Both raw and cooked eggs are very high in fat and cholesterol. While there have apparently been no studies that prove a link between dietary cholesterol and heart cholesterol (ref), one might be concerned that a dozen eggs, containing a mere 36g of bioavailable protein, will give you at the same time 840% of the government’s recommended daily value of cholesterol.
Raw eggs, especially yokes, are packed with vitamins, like a living multi-vitamin, and contain A, D, E, Riboflavin, B6, B12, Folate, and some other ones you probably wouldn’t recognize. They also have many minerals, such as Calcium, Phosphorus, Magnesium, and many others. Cooked eggs have all these as well, as you can see by comparing this and this, but the argument is that the heat from cooking destroys the structure of the minerals and vitamins such that they are less useful to your body. The protein bioavailability, however, seems to show that it can go either way.
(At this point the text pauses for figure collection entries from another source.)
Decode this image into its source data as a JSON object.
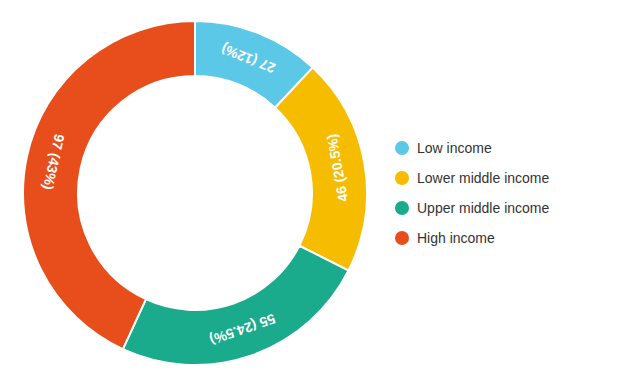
{
  "chart_data": {
    "type": "donut",
    "categories": [
      "Low income",
      "Lower middle income",
      "Upper middle income",
      "High income"
    ],
    "values": [
      27,
      46,
      55,
      97
    ],
    "value_labels": [
      "27 (12%)",
      "46 (20.5%)",
      "55 (24.5%)",
      "97 (43%)"
    ],
    "colors": [
      "#5bc8e8",
      "#f5bc00",
      "#1aaa8c",
      "#e84e1b"
    ],
    "data_labels": true,
    "legend": "right"
  }
}
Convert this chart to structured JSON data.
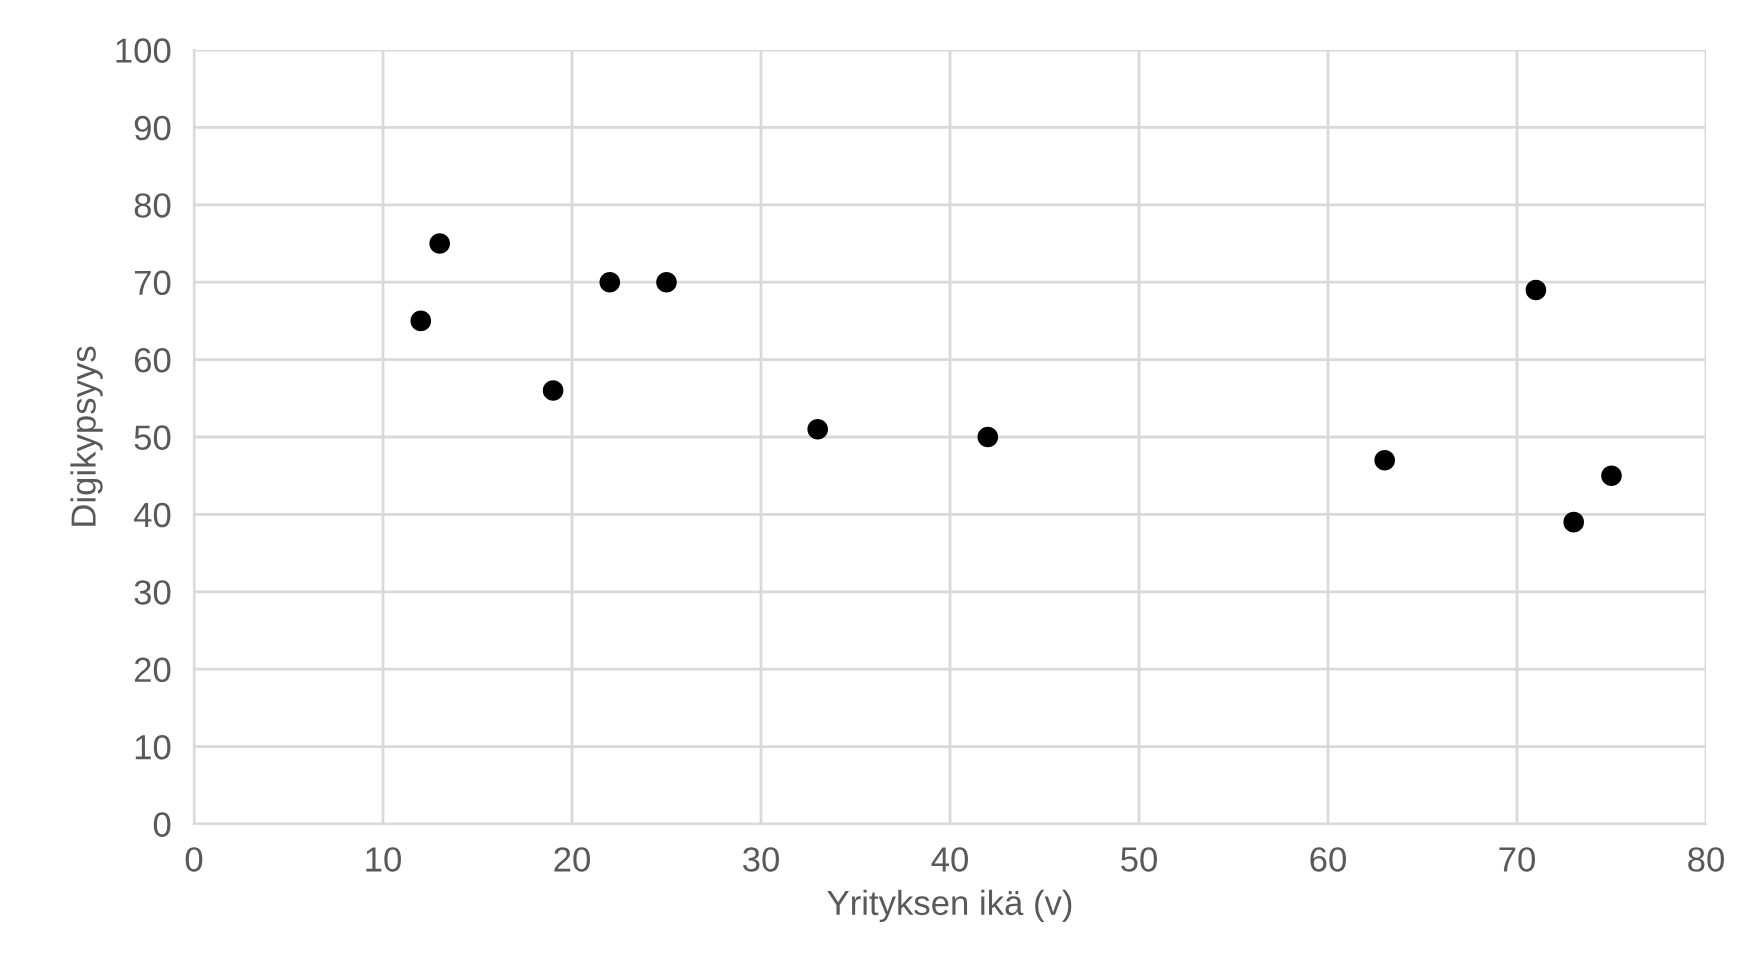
{
  "chart_data": {
    "type": "scatter",
    "xlabel": "Yrityksen ikä (v)",
    "ylabel": "Digikypsyys",
    "x": [
      12,
      13,
      19,
      22,
      25,
      33,
      42,
      63,
      71,
      73,
      75
    ],
    "values": [
      65,
      75,
      56,
      70,
      70,
      51,
      50,
      47,
      69,
      39,
      45
    ],
    "color": "#000000",
    "marker": "circle",
    "xlim": [
      0,
      80
    ],
    "xticks": [
      0,
      10,
      20,
      30,
      40,
      50,
      60,
      70,
      80
    ],
    "ylim": [
      0,
      100
    ],
    "yticks": [
      0,
      10,
      20,
      30,
      40,
      50,
      60,
      70,
      80,
      90,
      100
    ],
    "grid": true
  }
}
That is precisely why I like to rely so much on my own subjective experience with ingesting a particular food to find out if it is really good and useful. I use the nutrition facts to guide my experiments, but the only way to really tell is to try it and to form a perfectly accurate opinion of the food.
On the first day I ate about 9 raw eggs throughout, always mixed with a little not-from-concentrate pasteurized orange juice, for taste. After finishing each drink I felt what can only be described as an earthy intellectual clarity in my mind and body. I was able to think deeply and it seemed as though my senses were really sensing what they ought, not clogged by a foggy nervous system. I really enjoyed drinking them for that reason. I did feel a little satisfied with the protein aspect–when I had come home from a hard workout and I drank three of them, it seemed to satisfy my sore muscles a little, but not nearly as quickly or completely as drinking a cup of raw milk.
I continued eating raw eggs at about 6 per day, three in the morning and three after the workout, and they continued to give me their pleasant nutritional sensations. They did not, however, give me any increased energy or power during the strenuous CrossFit workouts, and I found that the large amounts of cholesterol seemed to hang heavily and stickily in my chest. I felt somewhat sluggish, as was reflected in my mediocre performances in CrossFit.
By the end of my experience, which only lasted a few days, I had eaten two dozen raw eggs, had grown smarter due to increased mental clarity, had remained neutral in my workouts, and had lost a little weight. I eventually gave up and ate full-fat yogurt for the rest of the week, until I finally was able to purchase some raw milk, which I will praise in a separate article.
Conclusion of the Matter
In conclusion, I recommend eating one or two raw eggs a day, or less. Don’t try to get buff by eating raw eggs, but rather eat them as if they were a natural vitamin and health enhancer.